Adelaide: Colin Trengove, Sheep Health Lecturer (UA Roseworthy campus) (trengovet@icloud.com)

The weather pattern over the past month has settled into a more typical autumn, suiting the commencement of grape harvest. However, spasmodic rainfall has continued to be a feature, resulting in abundant green feed in much of the 400 mm plus rainfall regions.

This contributed to the persistence of many less desirable plant species such as melons, heliotrope, lovegrass, wireweed and caltrop. The positive outcome is minimal supplementary feeding has been required and pregnancy rates should be very good given prevailing ewe body condition.

A negative is the consequent higher than usual worm egg counts for this time of year. Two thirds of mobs monitored between the upper south east to mid-north and across to the lower Eyre Peninsula have recorded counts worthy of a drench. These results have been independent of age, sex or pregnancy status. Isolated reports of Haemonchus species have also been evident. I discovered, during a recent visit, that Ceduna has received 200 mm rain this year and producers reported unusual instances of significant worm infestations.

It illustrates that one cannot assume that good feed and body condition negates the opportunistic nature of worms. Worm egg count monitoring is even more relevant when conditions suit worm larvae survival on pasture regardless of season or location.

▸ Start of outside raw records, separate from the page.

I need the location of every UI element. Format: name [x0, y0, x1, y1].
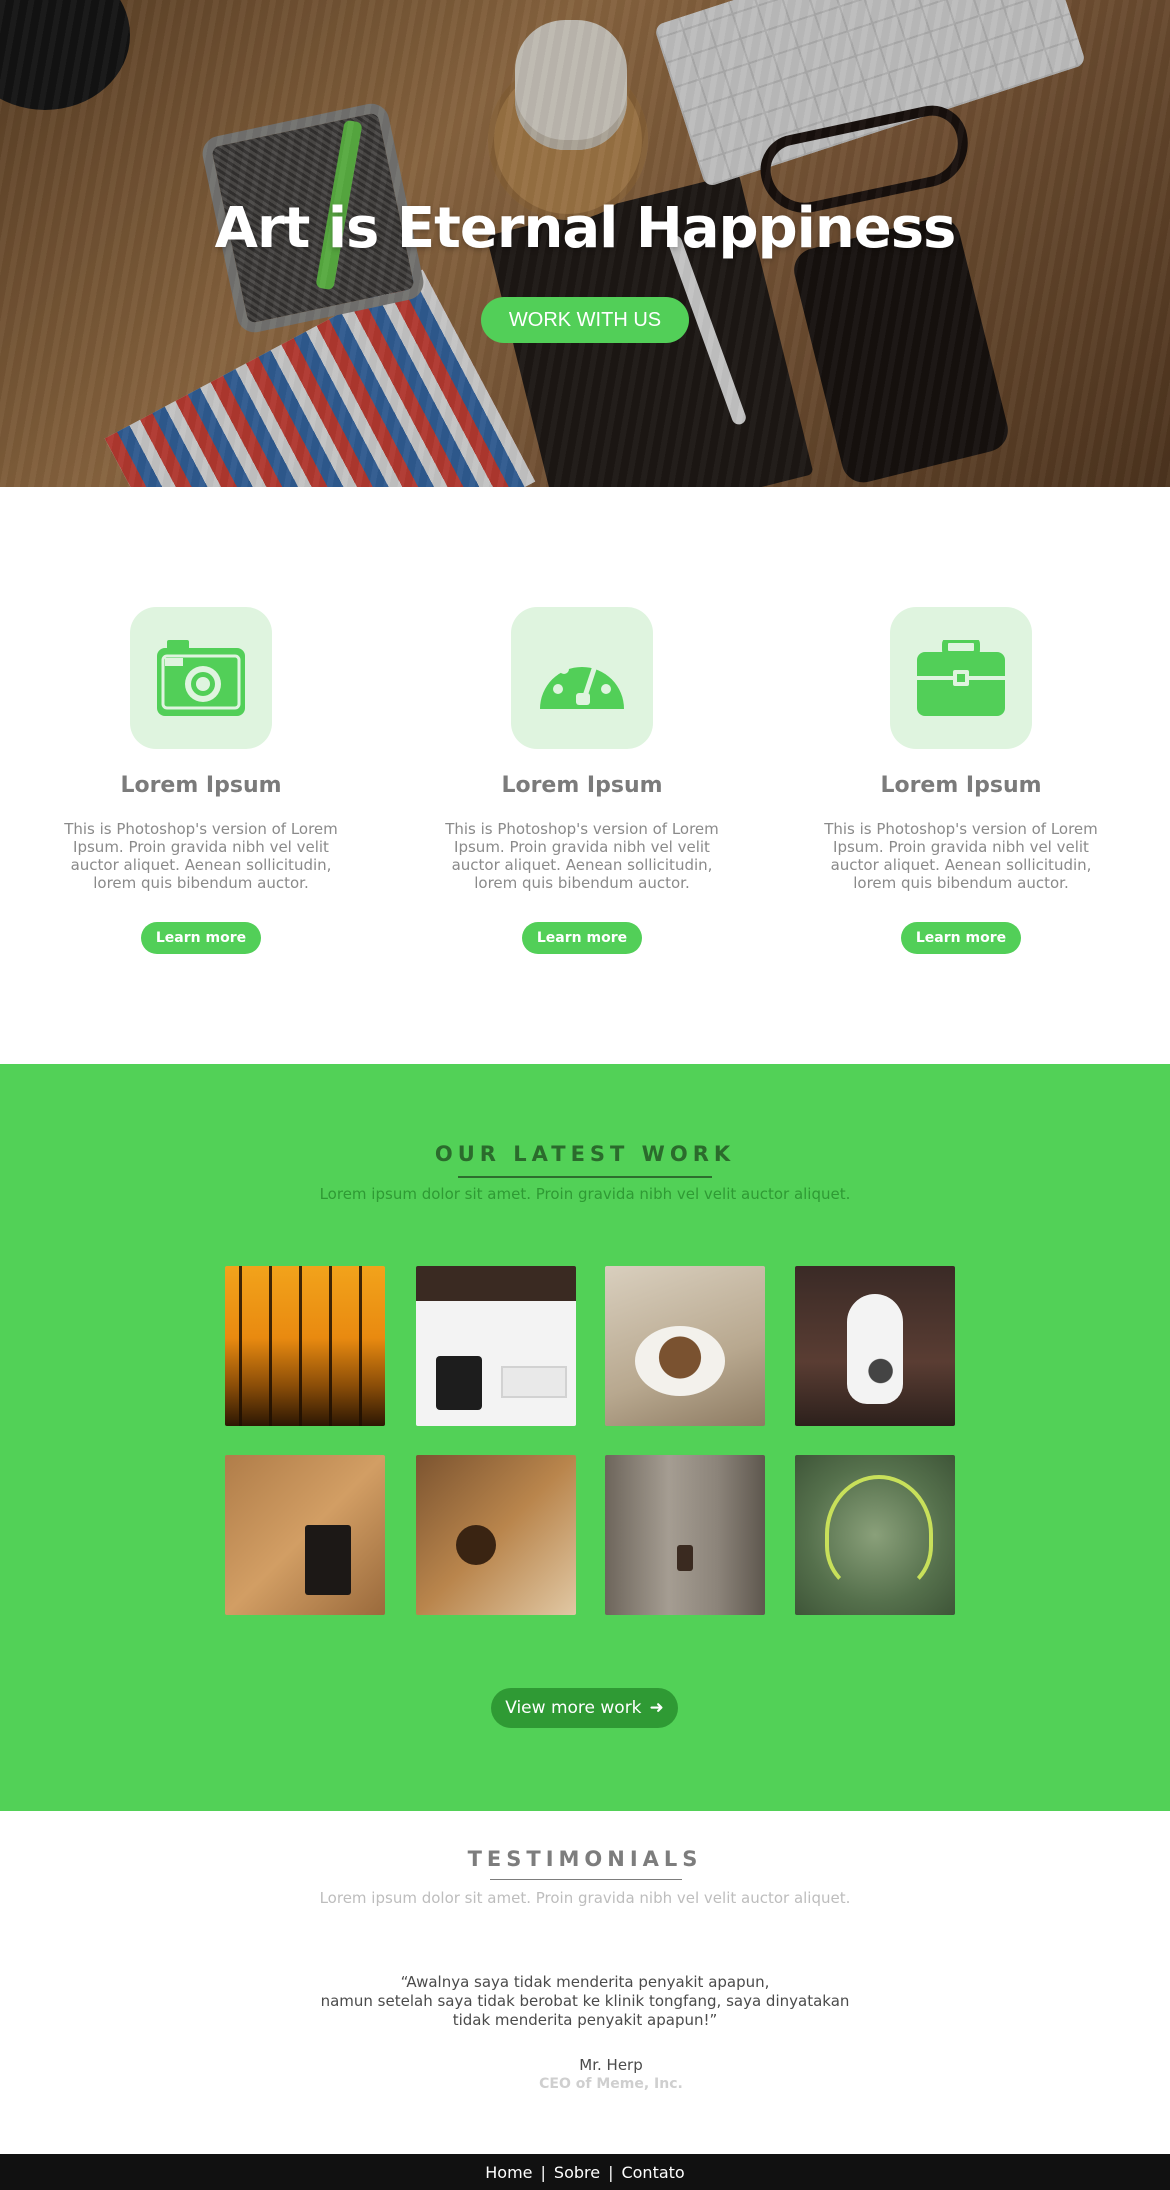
testimonials-section: TESTIMONIALS Lorem ipsum dolor sit amet.… — [0, 1811, 1170, 2154]
briefcase-icon — [917, 640, 1005, 716]
latest-work-section: OUR LATEST WORK Lorem ipsum dolor sit am… — [0, 1064, 1170, 1811]
feature-icon-box — [890, 607, 1032, 749]
footer-link-contato[interactable]: Contato — [621, 2163, 684, 2182]
feature-icon-box — [130, 607, 272, 749]
speedometer-icon — [540, 654, 624, 709]
feature-title: Lorem Ipsum — [120, 773, 282, 798]
footer-link-home[interactable]: Home — [485, 2163, 532, 2182]
portfolio-thumb-ladybug-grass[interactable] — [795, 1455, 955, 1615]
testimonial-quote: “Awalnya saya tidak menderita penyakit a… — [0, 1973, 1170, 2030]
footer-separator: | — [540, 2162, 546, 2182]
features-section: Lorem Ipsum This is Photoshop's version … — [0, 487, 1170, 1064]
work-with-us-button[interactable]: WORK WITH US — [481, 297, 689, 343]
hero-section: Art is Eternal Happiness WORK WITH US — [0, 0, 1170, 487]
view-more-label: View more work — [505, 1698, 642, 1718]
hero-title: Art is Eternal Happiness — [214, 196, 957, 261]
portfolio-thumb-cake-coffee[interactable] — [605, 1266, 765, 1426]
camera-icon — [157, 640, 245, 716]
testimonial-role: CEO of Meme, Inc. — [539, 2076, 683, 2092]
portfolio-thumb-wooden-plank[interactable] — [605, 1455, 765, 1615]
quote-line: tidak menderita penyakit apapun!” — [452, 2011, 718, 2029]
feature-text: This is Photoshop's version of Lorem Ips… — [445, 820, 719, 892]
quote-line: “Awalnya saya tidak menderita penyakit a… — [400, 1973, 770, 1991]
portfolio-thumb-sunset-trees[interactable] — [225, 1266, 385, 1426]
portfolio-thumb-desk-workspace[interactable] — [416, 1266, 576, 1426]
arrow-right-icon: ➜ — [649, 1698, 664, 1718]
learn-more-button[interactable]: Learn more — [141, 922, 261, 954]
feature-card-speedometer: Lorem Ipsum This is Photoshop's version … — [432, 607, 732, 954]
feature-text: This is Photoshop's version of Lorem Ips… — [824, 820, 1098, 892]
section-subtitle: Lorem ipsum dolor sit amet. Proin gravid… — [319, 1889, 851, 1907]
footer: Home | Sobre | Contato — [0, 2154, 1170, 2190]
view-more-work-button[interactable]: View more work ➜ — [491, 1688, 678, 1728]
feature-title: Lorem Ipsum — [501, 773, 663, 798]
portfolio-thumb-kitten[interactable] — [795, 1266, 955, 1426]
feature-card-briefcase: Lorem Ipsum This is Photoshop's version … — [811, 607, 1111, 954]
feature-text: This is Photoshop's version of Lorem Ips… — [64, 820, 338, 892]
footer-link-sobre[interactable]: Sobre — [554, 2163, 600, 2182]
footer-separator: | — [608, 2162, 614, 2182]
learn-more-button[interactable]: Learn more — [901, 922, 1021, 954]
feature-card-camera: Lorem Ipsum This is Photoshop's version … — [51, 607, 351, 954]
title-underline — [458, 1176, 712, 1178]
portfolio-thumb-food-table[interactable] — [416, 1455, 576, 1615]
learn-more-button[interactable]: Learn more — [522, 922, 642, 954]
title-underline — [490, 1879, 682, 1880]
section-title: OUR LATEST WORK — [434, 1142, 736, 1166]
portfolio-thumb-desk-top-view[interactable] — [225, 1455, 385, 1615]
testimonial-author: Mr. Herp — [579, 2056, 643, 2074]
section-subtitle: Lorem ipsum dolor sit amet. Proin gravid… — [319, 1185, 851, 1203]
feature-title: Lorem Ipsum — [880, 773, 1042, 798]
feature-icon-box — [511, 607, 653, 749]
section-title: TESTIMONIALS — [467, 1847, 703, 1871]
quote-line: namun setelah saya tidak berobat ke klin… — [320, 1992, 850, 2010]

Another observation across several flocks over summer/autumn has been the presence of lungworm, causing significant pneumonia and pleurisy. Abattoir surveillance has identified this in many cases, while on-farm post mortem investigations and subsequent personal follow-up of sheep at the abattoir has also been used to confirm this diagnosis.

Lungworm is not normally reported with regular faecal egg count monitoring because it requires a specific test to be performed. If you suspect lungworm or have had positive abattoir surveillance reports it is worthy of further investigation as it could be causing significant unapparent production loss. The presence of snails on pasture that act an intermediate host for some lungworm species can be an indicator, while coughing and ill-thrift are other signs. Not all drenches are effective against lungworm and so a further incentive for follow-up investigation.

Blowflies have also been a feature of the moist and humid conditions over summer/autumn and so frequent checking of mobs for flystrike has been an extended activity for many producers. A temporary shortage of flystrike chemicals occurred in early spring as the prevailing conditions forebode a bad season for flies. The only thing that we can be sure of is that seasonal conditions and parasite activity are subject to change and require ongoing close monitoring.